Screen legend Denzel Washington's latest film takes its title and central idea from the semi-classic 80s series The Equalizer, starring Edward Woodward as an ex-intelligence agent using his skills to help the downtrodden. But fans of the show shouldn't expect anything too familiar.
"I'd never seen it, and I still haven't," Washington told me over the phone recently. "I didn't want what I might've thought was an original idea to be something that they actually did however many years ago it was.
"So I just chose not to watch it. And from all accounts, listening to the producers and the writer, they just took the basic premise that he has some kind of a dark past and he gets to exact justice on those who need it."
It's a premise as old as time, and the new film embraces it with gusto - it's a lean mean action machine that follows Washington's widowed ex-black ops operative Robert McCall as he is forced to take on corrupt cops and the Russian mob after he sticks up for a young prostitute played by Chloe Grace Moretz (Kick Ass).
"I was interested in how, whatever that dark past is - and I'm glad we don't really talk about it - how it has affected him. And I think it has contributed to his obsessive compulsive behaviour. He says that he promised his wife he would never go back to being whatever dark person that he was, but he makes an exception for this bad guy."
"This bad guy" is an intense Russian mob fixer played by Kiwi Marton Csokas, who despite carving himself out a very nice career in Hollywood, is perhaps better known around these parts as Dr Leonard Dodds from Shortland Street.

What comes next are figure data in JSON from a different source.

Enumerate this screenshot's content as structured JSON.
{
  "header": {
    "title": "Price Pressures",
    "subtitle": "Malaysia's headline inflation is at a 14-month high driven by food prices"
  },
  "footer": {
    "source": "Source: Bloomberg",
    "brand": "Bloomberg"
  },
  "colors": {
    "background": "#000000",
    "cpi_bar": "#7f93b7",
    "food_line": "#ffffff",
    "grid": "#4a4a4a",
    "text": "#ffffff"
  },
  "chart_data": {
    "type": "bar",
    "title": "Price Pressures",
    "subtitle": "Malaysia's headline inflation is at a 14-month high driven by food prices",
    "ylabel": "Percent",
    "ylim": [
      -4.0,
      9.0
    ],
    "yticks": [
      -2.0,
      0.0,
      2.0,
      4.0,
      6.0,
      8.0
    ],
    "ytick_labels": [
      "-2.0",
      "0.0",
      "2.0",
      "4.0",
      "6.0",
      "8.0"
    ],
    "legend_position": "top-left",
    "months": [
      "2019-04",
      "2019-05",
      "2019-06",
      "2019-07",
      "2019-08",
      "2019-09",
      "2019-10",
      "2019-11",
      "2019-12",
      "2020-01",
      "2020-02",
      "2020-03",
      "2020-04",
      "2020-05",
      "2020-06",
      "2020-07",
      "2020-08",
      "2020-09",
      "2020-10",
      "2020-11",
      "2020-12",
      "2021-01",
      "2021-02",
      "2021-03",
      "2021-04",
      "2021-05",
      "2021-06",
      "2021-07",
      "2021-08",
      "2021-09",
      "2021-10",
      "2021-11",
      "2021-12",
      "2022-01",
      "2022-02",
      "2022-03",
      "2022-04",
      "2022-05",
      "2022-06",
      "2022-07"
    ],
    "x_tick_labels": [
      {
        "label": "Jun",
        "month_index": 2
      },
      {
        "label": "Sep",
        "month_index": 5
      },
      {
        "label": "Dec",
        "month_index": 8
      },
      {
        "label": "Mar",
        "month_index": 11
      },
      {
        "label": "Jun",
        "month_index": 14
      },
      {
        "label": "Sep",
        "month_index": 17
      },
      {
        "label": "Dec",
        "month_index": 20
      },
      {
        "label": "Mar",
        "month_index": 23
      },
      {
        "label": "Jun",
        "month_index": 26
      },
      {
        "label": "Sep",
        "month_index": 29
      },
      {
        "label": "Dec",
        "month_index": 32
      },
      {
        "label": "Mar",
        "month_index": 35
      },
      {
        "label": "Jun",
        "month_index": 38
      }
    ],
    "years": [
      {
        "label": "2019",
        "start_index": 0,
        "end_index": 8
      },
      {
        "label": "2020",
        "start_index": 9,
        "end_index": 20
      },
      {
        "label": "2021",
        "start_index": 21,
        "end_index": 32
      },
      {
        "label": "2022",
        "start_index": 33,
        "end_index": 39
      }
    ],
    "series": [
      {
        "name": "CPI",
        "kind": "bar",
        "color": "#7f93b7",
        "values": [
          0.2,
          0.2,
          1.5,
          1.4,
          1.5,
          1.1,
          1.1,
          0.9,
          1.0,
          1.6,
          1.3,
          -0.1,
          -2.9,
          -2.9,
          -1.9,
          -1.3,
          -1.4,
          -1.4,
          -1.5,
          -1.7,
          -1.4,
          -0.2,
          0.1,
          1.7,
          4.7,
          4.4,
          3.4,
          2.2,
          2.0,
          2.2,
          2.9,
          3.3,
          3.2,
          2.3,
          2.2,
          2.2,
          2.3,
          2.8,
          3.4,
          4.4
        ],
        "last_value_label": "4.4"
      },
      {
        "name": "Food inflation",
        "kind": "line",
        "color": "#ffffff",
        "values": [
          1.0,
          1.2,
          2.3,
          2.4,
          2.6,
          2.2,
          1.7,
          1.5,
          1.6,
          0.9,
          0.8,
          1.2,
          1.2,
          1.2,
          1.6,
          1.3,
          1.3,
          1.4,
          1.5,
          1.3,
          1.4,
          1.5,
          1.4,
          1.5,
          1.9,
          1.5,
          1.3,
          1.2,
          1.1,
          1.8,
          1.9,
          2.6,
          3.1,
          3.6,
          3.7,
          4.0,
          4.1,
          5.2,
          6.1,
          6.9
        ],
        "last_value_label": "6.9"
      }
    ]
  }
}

When we first meet Washington's character in The Equalizer, he's working in a giant hardware store. In what is fast becoming known as the film's signature scene, McCall utilises items from the store to creatively take down a phalanx of bad guys. "The stunt guy was a Navy SEAL and we had these martial arts guys, and they walked around that store coming up with crazy ideas as to what to do.
"I saw it with an audience for the first time in Toronto and they were getting into it. It was fun hearing the reactions. They were cheering when I put the hammer back.

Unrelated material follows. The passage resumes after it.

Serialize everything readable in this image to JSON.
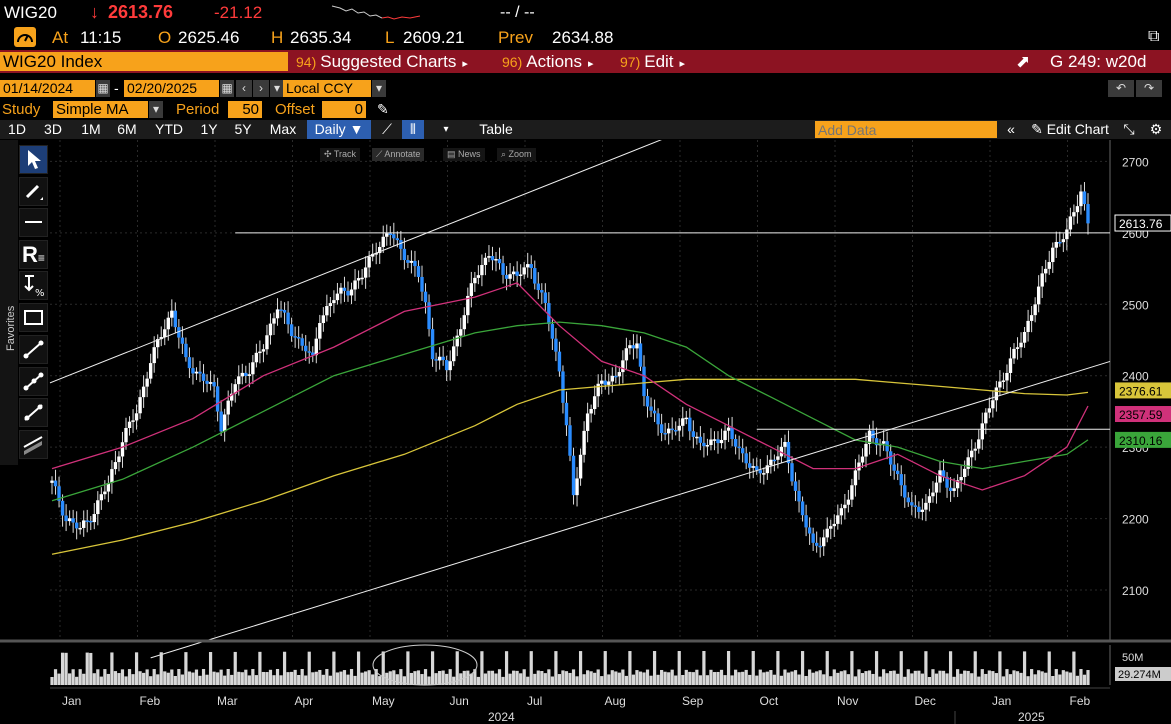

"It is a popcorn movie, and it's steeped in a reality, but it's sort of a hyper-reality."
Although The Equalizer is very much a solo venture, Washington is keen to return to the team-up style of his previous film 2 Guns, in which he sparred with Mark Wahlberg.
"I'd like to do more of that. I have a nice two-hander with Will Smith, but I don't know if he's ever gonna do it. He developed a nice two-hander for he and I. I like them.
"Again, it's always scheduling and he's doing what he's doing and now I'm booked up for the next year."
With McCall proving himself a highly lethal weapon all throughout the film, The Equalizer represents something of a more physical role for Washington. Is that something he relishes?
"I don't shy away from it. I'm not looking to do that next. In fact I'm gonna do a Western next. I guess there'll be some cowboy punches. I'm really excited about doing a Western. I start riding horses in October to train for it. I have a great job. I get to drive trains, I get to fly airplanes. I get to ride horses. I kick some butt."